I was on a bilingual-cultural exchange to a place near Quebec City (March
1996). She had a computer, and Commander Keen 1. I was hooked, but I had
one week. Later that summer I had an accident and broke my ankle. We went
to a mall in Ottawa, and I saw Commander Keen 1 for sale. We bought it,
and later on (December 1996) we bought Commander Keen 4 in Montreal. I
couldn't get enough, and got online for Commander Keen. That's how I found
Gert's and Geoff's site, and frequented the messageboard (mid 1997).
Gert:
Well, just after the first release I got hold
of a copy on a computer fair. I got me a copy there. And after playing
it, I wanted to have the rest too. And yes....in a few months there was
Commander Keen 2! It was Commander Keen who got me into platform games.
Well, in a few years I had them all. And when I searched the internet in
those days, there were just two sites about Commander Keen. Geoff's was
one of them.
Nin:
One of my friends had that game, and we played
it all the time. then she copied it into my computer and that's the way
it is....
Orb:
It was just a normal night, and my best friend
was spending it with me. He had brought over some of his favorite
games on floppy disks. He had lots that took ten floppies, but he had only
one that took one floppy. Guess what that was? Commander Keen: Secret of
the Oracle. I said thanks, we took him home, and I came home and installed
it, thinking I'd get a crappy overhead pac-man like game. Keep in mind
that I had just gotten a computer then, so I didn't know about Quake. I
ran it. I saw that friendly-looking ball bouncing around, and I thought
that looks could be deceiving. ZZAP! He was stunned. It took me five minutes
to figure out how to jump and twenty to find out about pogo. Fifteen additional
minutes and I was in a hut, then five minutes later it was bedtime. I still
hadn't beaten the first level. Pretty pitiful. Now I can beat it in the
time it takes Commander Keen to just move that far. That night I actually
dreamed about Commander Keen. A little red ball squished me and I woke
up to birds chirping outside my window. I ran downstairs and started playing
again. Thirty minutes later I beat the first level. A month later, I beat
the game using only the [BAT] cheat, as I did not know that there were
others. I then got internet about Half a year later, and the first thing
I searched for was Commander Keen. Up came Cerebral Cortex 314, except
that wasn't its name back then. I got it, and downloaded the rest of them.
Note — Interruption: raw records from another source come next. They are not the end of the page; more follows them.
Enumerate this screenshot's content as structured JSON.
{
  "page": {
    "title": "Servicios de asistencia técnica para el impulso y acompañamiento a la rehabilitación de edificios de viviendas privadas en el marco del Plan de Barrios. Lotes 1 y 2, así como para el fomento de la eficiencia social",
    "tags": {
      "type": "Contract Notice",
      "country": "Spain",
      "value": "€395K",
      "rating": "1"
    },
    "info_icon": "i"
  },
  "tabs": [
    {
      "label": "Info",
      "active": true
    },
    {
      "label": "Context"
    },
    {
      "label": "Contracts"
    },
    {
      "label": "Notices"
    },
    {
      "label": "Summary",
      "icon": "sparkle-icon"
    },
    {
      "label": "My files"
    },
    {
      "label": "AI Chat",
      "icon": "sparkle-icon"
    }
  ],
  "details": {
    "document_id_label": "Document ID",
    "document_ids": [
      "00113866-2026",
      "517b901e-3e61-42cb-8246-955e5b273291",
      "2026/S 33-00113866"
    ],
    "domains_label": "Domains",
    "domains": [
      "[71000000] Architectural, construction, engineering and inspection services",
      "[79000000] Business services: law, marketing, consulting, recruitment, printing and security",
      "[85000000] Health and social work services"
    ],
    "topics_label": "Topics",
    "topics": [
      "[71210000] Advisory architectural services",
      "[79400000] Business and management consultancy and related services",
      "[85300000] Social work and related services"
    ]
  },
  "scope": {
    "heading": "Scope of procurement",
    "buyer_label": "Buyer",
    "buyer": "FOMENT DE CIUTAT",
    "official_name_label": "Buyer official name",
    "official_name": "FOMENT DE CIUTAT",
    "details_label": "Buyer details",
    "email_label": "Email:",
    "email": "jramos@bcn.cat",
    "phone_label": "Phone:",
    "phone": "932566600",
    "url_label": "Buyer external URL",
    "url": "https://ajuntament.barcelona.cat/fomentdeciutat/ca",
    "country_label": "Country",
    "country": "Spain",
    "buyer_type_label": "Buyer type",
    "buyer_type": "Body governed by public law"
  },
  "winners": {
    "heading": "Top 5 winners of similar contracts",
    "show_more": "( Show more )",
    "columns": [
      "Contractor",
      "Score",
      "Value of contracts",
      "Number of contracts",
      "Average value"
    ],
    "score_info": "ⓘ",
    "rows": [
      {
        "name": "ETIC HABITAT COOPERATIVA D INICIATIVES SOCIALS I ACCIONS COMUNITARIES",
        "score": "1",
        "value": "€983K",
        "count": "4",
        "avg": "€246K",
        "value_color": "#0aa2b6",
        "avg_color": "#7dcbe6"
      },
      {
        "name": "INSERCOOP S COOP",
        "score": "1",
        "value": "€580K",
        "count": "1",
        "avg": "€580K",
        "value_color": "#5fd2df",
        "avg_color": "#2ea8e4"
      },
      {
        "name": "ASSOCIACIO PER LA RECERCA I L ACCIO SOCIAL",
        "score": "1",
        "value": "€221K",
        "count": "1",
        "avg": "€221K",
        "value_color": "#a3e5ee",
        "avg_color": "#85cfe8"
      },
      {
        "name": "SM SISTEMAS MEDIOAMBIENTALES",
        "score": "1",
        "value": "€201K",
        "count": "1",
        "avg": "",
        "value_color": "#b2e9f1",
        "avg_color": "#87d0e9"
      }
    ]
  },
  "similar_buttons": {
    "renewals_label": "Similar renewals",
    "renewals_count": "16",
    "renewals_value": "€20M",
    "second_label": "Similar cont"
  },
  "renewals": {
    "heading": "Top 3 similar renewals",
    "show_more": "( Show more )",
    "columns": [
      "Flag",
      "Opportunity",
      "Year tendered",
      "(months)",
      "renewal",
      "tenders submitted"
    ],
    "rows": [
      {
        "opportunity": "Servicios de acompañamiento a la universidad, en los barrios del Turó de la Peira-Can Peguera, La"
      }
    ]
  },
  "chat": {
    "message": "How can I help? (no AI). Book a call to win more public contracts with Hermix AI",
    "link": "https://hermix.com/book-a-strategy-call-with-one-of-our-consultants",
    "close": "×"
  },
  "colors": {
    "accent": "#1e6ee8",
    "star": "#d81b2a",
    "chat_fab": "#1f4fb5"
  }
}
I loved them. I guess the reason I got hooked was its originality. If it
had been Marooned on Mars that I first played, I probably wouldn't have
liked it, since it is, compared to The Secret of the Oracle, pretty crappy.
Commander Keen just has a wholesome, non-violent air around it. That's
what makes a game good. The old-fashioned platform style, but with good
graphics, original enemies, and ingenious storyline.